On the night of 22 Feb 44, when we were near the Spanish frontier, I dropped out of the main party to spend the night at a farm with the chief guide and Lieut William LaForce, both of whom were suffering from severe frostbite. I also had a touch of frostbite and because of the acute cold, I had also lost the use of my knees. The main party carried on into Spain, and had been four nights in the snow before crossing the frontier.
With the chief guide and LaForce, I spent 24 hours at the farm. On the evening of 23 Feb the three of us crossed into Spain, accompanied by two new guides who had been sent back by the main party. One of the new guides accompanied the chief guide, and as the latter was now mounted on a mule, these two outpaced LaForce, the other guide and myself. As LaForce was in a state of collapse, I had no alternative but to take him to the nearest village, Guils de Cerdanya, where we surrendered to the Spanish police.

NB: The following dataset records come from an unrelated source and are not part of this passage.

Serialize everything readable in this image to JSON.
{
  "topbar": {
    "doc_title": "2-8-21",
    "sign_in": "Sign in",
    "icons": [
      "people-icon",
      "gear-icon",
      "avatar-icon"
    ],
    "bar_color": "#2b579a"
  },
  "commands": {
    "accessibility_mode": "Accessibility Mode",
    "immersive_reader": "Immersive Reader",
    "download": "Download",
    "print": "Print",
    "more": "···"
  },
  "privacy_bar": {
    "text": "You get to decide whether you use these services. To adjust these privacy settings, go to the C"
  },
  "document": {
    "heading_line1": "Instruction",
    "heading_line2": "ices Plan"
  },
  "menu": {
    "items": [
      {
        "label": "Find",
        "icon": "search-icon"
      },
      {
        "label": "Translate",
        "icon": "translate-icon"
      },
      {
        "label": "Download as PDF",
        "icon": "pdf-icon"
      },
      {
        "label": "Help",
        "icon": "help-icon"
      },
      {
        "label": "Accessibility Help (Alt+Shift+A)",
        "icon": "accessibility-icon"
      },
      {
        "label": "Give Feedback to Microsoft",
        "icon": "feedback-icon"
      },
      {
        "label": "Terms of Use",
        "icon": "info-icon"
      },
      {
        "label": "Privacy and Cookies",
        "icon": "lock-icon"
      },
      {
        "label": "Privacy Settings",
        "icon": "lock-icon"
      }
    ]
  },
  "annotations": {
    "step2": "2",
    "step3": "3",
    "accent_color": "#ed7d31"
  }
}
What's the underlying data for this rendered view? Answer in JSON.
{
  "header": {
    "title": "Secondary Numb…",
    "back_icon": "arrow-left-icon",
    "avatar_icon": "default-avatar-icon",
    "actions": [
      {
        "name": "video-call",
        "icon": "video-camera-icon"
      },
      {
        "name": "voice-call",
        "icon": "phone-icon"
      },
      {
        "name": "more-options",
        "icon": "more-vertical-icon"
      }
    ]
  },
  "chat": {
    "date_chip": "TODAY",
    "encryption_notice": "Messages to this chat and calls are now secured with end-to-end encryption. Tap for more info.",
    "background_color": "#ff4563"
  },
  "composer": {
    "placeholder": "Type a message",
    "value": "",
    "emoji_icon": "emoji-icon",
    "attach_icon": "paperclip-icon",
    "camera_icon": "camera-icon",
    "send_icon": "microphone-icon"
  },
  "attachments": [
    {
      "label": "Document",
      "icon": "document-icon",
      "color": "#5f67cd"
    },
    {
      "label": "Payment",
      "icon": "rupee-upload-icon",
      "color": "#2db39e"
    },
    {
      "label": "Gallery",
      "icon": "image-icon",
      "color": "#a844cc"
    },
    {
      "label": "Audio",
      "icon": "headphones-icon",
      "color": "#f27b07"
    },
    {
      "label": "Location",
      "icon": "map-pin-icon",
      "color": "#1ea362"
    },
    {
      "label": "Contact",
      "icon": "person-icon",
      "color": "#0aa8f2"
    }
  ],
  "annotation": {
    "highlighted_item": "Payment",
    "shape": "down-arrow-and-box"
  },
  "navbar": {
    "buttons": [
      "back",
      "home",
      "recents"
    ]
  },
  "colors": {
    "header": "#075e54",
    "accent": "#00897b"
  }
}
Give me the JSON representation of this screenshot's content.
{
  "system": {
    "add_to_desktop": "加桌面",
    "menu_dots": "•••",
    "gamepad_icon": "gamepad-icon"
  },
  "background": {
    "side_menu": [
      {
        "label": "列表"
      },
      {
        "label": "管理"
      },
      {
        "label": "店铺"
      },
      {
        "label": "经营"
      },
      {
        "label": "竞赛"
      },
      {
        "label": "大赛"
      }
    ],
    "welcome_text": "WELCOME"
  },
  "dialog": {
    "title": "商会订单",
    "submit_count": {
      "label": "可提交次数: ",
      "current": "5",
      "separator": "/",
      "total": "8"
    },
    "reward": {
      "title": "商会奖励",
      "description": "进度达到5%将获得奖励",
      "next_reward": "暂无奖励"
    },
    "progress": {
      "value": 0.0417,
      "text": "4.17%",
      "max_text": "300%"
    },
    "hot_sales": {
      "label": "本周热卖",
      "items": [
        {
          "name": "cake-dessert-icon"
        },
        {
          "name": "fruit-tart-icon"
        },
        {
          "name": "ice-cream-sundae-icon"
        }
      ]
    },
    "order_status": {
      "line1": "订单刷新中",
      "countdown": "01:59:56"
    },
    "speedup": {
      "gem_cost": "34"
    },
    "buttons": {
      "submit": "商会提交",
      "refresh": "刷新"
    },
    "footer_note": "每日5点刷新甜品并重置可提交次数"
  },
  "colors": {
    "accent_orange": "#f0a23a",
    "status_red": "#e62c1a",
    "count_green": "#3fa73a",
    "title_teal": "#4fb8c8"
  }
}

We spent the night in a private house, in which a policeman also slept as a sign that we were under arrest. On 25 Feb we were taken by mule to Puigcerda, where we were 12 days in hospital, being very well treated by the nuns. On the twelfth day representatives of the British and United States Consulates in Barcelona conducted us to Barcelona (8 or 9 Mar). Here we were both admitted to the foreign hospital. On 10 Apr I was moved into a hotel, remaining there under the care of the Consulate till 21 May, when I left for Madrid. I was in Madrid from 22 to 26 May and reached Gibraltar on 27 May.” (WO208/5583-1942 Cantle, interviewed by IS9(W) on 28 May 44)
Carlson (#452) reached Gibraltar first, his arrival being reported on 12 March, and leaving again on 15 March by overnight flight to RAF Mount Farm, in Oxfordshire.
Most of the other men arrived at Gibraltar on 17 March, Kennard Davis (1888) and Unger (1890) leaving that same evening by overnight flight to Prestwick in Scotland. Eveland (#478), Kelley (#479), Myrick (#480) and Butcher (#483) left the following evening by overnight flight to RAF Valley on Anglesey. Cantle (1942) was probably the last man from this group to reach Gibraltar, and he was flown overnight to RAF Swindon in Wiltshire, where he arrived on 28 May 1944.
Plytynski, LaForce and Brandon are not mentioned in the American orders that report the arrival at Gibraltar of Carlson, Eveland, Kelley, Myrick and Butcher, and I don't yet know when they reached Gibraltar, or were returned to the UK.
 
My thanks to David Harrison and Franck Signorile for their help with this story.